Johnson also recognizes the importance of analyzing race and gender and increasing queer visibility on multiple mediums. Although the representation of queerness continues to grow, so does violence against queer-identifying people. Acknowledging that oftentimes, negative thoughts and attacks against queerness are homegrown, George hopes his book exists as a resource to families who may need help navigating their children’s identity.
“Now that we have more children who are starting to identify at a much younger age, we have to be the community that is a blueprint that starts to put systems in place, and safety mechanisms in place for them, when they do come out,” he explains. “So that they are safe and that they have homes to go to and also resources. We didn’t have a lot of resources when I was growing up and I felt that the book, most importantly, could be a resource guide to families, in particular Black families who were looking for a way to figure out what may be going on with their children.”

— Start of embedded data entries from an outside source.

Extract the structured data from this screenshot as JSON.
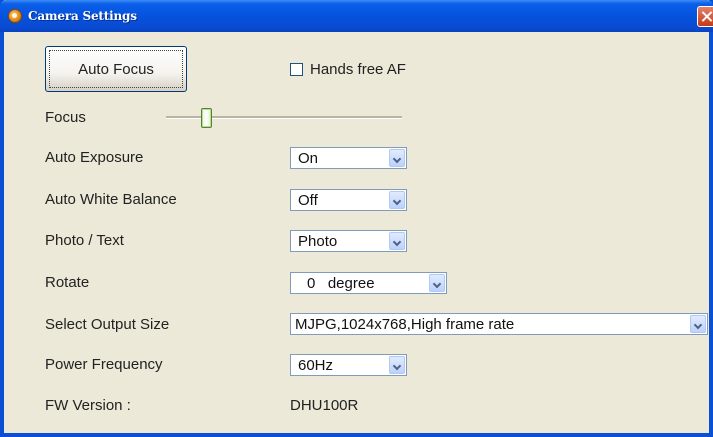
{
  "window": {
    "title": "Camera Settings"
  },
  "controls": {
    "auto_focus_button": "Auto Focus",
    "hands_free_af": {
      "label": "Hands free AF",
      "checked": false
    },
    "focus": {
      "label": "Focus"
    },
    "auto_exposure": {
      "label": "Auto Exposure",
      "value": "On"
    },
    "auto_white_balance": {
      "label": "Auto White Balance",
      "value": "Off"
    },
    "photo_text": {
      "label": "Photo / Text",
      "value": "Photo"
    },
    "rotate": {
      "label": "Rotate",
      "value": "0   degree"
    },
    "output_size": {
      "label": "Select Output Size",
      "value": "MJPG,1024x768,High frame rate"
    },
    "power_frequency": {
      "label": "Power Frequency",
      "value": "60Hz"
    },
    "fw_version": {
      "label": "FW Version :",
      "value": "DHU100R"
    }
  }
}
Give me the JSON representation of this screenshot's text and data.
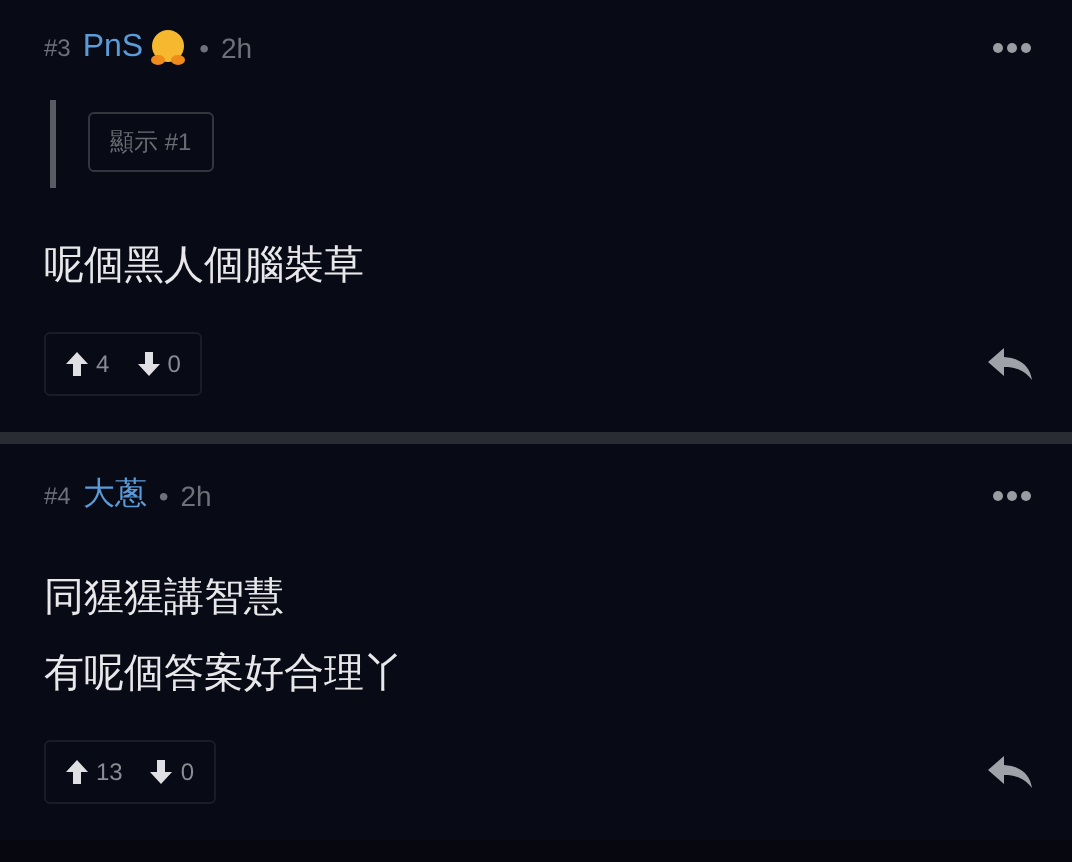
{
  "posts": [
    {
      "number": "#3",
      "username": "PnS",
      "has_emoji": true,
      "separator": "•",
      "time": "2h",
      "quote": "顯示 #1",
      "lines": [
        "呢個黑人個腦裝草"
      ],
      "upvotes": "4",
      "downvotes": "0"
    },
    {
      "number": "#4",
      "username": "大蔥",
      "has_emoji": false,
      "separator": "•",
      "time": "2h",
      "lines": [
        "同猩猩講智慧",
        "有呢個答案好合理丫"
      ],
      "upvotes": "13",
      "downvotes": "0"
    }
  ]
}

Johnson also details recognizing his queerness at a young age in “All Boys Aren’t Blue.” From the time he was small, Johnson recognized that he was different, without being able to put a name or label on his desires. He felt that it is important to highlight that children oftentimes know what is going on within them and need space to express their feelings.
“I think the great thing about the way I wrote the book was the introduction to my queerness comes very early and it comes at the age of 5. And even though I didn’t have the language at the age of 5, the only thing I knew was that I was different and I knew what that difference was,” says Johnson.
He continues, “We are more than capable, especially at that age, of telling you something is different about me, and this is what I like and this is what I’m feeling. Especially around the age of 10, 11, when puberty starts and I was starting to have feelings.”
Johnson says that he made sure to talk about his thoughts and express how “heavy those feelings were towards the same sex, and just towards things that didn’t fit into the box of a hetero[sexual] norm.”
“It’s so important that when people read this book, they understand that children really do have a firm grasp on what’s going on with them,” he stresses. “That we, as adults, haven’t created a space for them safe enough to actually tell us the truth, that they’re living outside of what we’re projecting onto them and what we’re trying to force them to be.”
“All Boys Aren’t Blue” is a YA adult and Johnson is aware of the pushback and the possibility of the book being banned from schools.
“I think when the vessel is white and queer, there’s a savior effect that happens, kind of like victimhood, that happens in a community. Where it’s like, ‘Oh, this is a disgrace story and we need to champion it, we need to support our kids, we need to do this,’” says Johnson.
He continues, “When the vessel is someone like myself and not only am I talking about homophobia and sexuality and gender, but I’m also talking about racism and anti-Blackness and how those systems intersect.
Johnson explains that the intersectionality of his book could create an environment where parents are upset about the novel’s subject matter, deeming it too mature.
“It’s like, ‘No, my kids don’t need to be learning about this. I know my kids. Why are we learning about this? Why do we need to know about gay sex and why do we need to know about what happened in this Black boy’s life and etc.,’” he says. “So, yes, I do think it would be banned. Yes, I do think there are going to be a lot of school systems that push back.”
He adds, “If it happens, it happens and I’m prepared for it.”